Mata Indonesia, Jakarta – Pemerintah terus membuka ruang efisiensi dalam pelaksanaan program Makan Bergizi Gratis (MBG) tanpa mengurangi substansi manfaat bagi masyarakat.

Langkah ini dinilai sebagai strategi adaptif untuk menjaga keberlanjutan program prioritas nasional di tengah dinamika ekonomi global, sekaligus memastikan distribusi gizi bagi anak-anak tetap optimal.

Dengan pendekatan yang terukur, efisiensi tidak ditempatkan sebagai pengurangan layanan, melainkan sebagai upaya penyempurnaan tata kelola anggaran agar lebih tepat guna dan berdampak luas.

Menteri Keuangan Purbaya mengungkapkan bahwa potensi penghematan anggaran dari skema efisiensi MBG dapat mencapai Rp40 triliun per tahun.

Ia menjelaskan, pemerintah tengah mengkaji sejumlah opsi penyesuaian operasional, termasuk pengurangan hari pelaksanaan program dari enam hari menjadi lima hari dalam sepekan.

Menurutnya, langkah tersebut tidak akan mengurangi kualitas asupan gizi bagi para penerima manfaat.

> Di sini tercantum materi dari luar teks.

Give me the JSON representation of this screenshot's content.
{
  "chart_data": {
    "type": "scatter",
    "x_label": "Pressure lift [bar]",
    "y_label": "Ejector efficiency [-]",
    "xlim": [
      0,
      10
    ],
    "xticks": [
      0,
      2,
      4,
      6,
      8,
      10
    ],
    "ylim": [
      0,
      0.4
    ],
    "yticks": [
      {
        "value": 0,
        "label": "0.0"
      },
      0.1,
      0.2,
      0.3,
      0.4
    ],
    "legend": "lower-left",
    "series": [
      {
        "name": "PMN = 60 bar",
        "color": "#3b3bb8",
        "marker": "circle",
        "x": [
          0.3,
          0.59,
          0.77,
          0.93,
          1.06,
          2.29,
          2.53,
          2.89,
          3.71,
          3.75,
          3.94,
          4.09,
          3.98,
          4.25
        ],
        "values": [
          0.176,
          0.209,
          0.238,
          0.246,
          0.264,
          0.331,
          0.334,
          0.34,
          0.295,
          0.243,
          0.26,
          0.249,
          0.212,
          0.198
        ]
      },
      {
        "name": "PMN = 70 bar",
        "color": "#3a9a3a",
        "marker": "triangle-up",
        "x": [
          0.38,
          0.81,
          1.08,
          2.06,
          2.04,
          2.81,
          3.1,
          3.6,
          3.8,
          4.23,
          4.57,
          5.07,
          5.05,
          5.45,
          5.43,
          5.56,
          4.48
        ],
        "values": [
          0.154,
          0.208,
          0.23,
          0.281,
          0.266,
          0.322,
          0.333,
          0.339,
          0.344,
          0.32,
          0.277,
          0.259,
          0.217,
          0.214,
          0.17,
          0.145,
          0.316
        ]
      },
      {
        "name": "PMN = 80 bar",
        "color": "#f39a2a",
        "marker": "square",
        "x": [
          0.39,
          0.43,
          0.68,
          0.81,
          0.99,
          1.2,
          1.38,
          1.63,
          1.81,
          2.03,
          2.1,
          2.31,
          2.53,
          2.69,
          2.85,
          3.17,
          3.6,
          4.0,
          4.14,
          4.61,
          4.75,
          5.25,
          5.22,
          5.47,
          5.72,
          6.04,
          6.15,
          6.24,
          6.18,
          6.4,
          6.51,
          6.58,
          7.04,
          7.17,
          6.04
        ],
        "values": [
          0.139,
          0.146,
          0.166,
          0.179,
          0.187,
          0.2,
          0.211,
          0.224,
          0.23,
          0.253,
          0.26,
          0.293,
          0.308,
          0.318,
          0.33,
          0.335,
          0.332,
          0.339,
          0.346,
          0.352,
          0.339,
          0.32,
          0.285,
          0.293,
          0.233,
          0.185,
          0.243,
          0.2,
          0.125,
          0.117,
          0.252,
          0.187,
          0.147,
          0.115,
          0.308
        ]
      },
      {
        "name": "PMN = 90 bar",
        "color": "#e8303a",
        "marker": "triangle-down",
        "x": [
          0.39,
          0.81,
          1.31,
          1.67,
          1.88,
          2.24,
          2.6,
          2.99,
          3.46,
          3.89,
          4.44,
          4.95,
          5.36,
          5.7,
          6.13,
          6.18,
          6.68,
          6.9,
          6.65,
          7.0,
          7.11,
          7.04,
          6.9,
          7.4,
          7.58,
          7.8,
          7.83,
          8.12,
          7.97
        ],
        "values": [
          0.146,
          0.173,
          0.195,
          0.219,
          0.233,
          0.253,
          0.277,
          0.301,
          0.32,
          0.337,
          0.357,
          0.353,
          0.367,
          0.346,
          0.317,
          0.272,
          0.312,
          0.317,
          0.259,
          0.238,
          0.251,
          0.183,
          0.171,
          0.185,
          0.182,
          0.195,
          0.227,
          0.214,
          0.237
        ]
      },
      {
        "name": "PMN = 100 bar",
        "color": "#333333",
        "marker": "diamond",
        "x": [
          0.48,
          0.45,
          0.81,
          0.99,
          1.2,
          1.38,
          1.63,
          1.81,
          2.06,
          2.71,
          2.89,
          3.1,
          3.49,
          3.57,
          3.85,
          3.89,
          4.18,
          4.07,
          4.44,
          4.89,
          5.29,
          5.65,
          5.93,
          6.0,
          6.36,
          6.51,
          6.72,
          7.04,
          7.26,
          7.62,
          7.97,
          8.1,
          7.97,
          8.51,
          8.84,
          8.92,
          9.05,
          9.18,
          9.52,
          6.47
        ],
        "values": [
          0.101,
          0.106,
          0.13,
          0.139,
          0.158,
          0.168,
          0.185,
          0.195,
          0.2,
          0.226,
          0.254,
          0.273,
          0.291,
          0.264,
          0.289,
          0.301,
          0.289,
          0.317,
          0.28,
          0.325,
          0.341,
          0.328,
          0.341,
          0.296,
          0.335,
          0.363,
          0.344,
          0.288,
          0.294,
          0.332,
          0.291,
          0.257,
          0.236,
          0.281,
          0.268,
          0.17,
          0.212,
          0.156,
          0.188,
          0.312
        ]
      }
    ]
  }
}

“Yang penting ada efisiensi dan anak sekolahnya masih bisa makan cukup,” ujarnya, menegaskan bahwa esensi program tetap menjadi prioritas utama.

Lebih lanjut, pemerintah menekankan bahwa efisiensi akan difokuskan pada aspek operasional dan pendukung, bukan pada kualitas maupun kuantitas makanan yang diterima anak-anak.

Pendekatan ini memperlihatkan adanya keseimbangan antara disiplin fiskal dan komitmen terhadap pembangunan sumber daya manusia, yang menjadi fondasi utama visi Indonesia Emas 2045.

Kepala Badan Gizi Nasional (BGN) Dadan Hindayana memastikan kesiapan lembaganya dalam menjalankan setiap kebijakan yang ditetapkan pemerintah.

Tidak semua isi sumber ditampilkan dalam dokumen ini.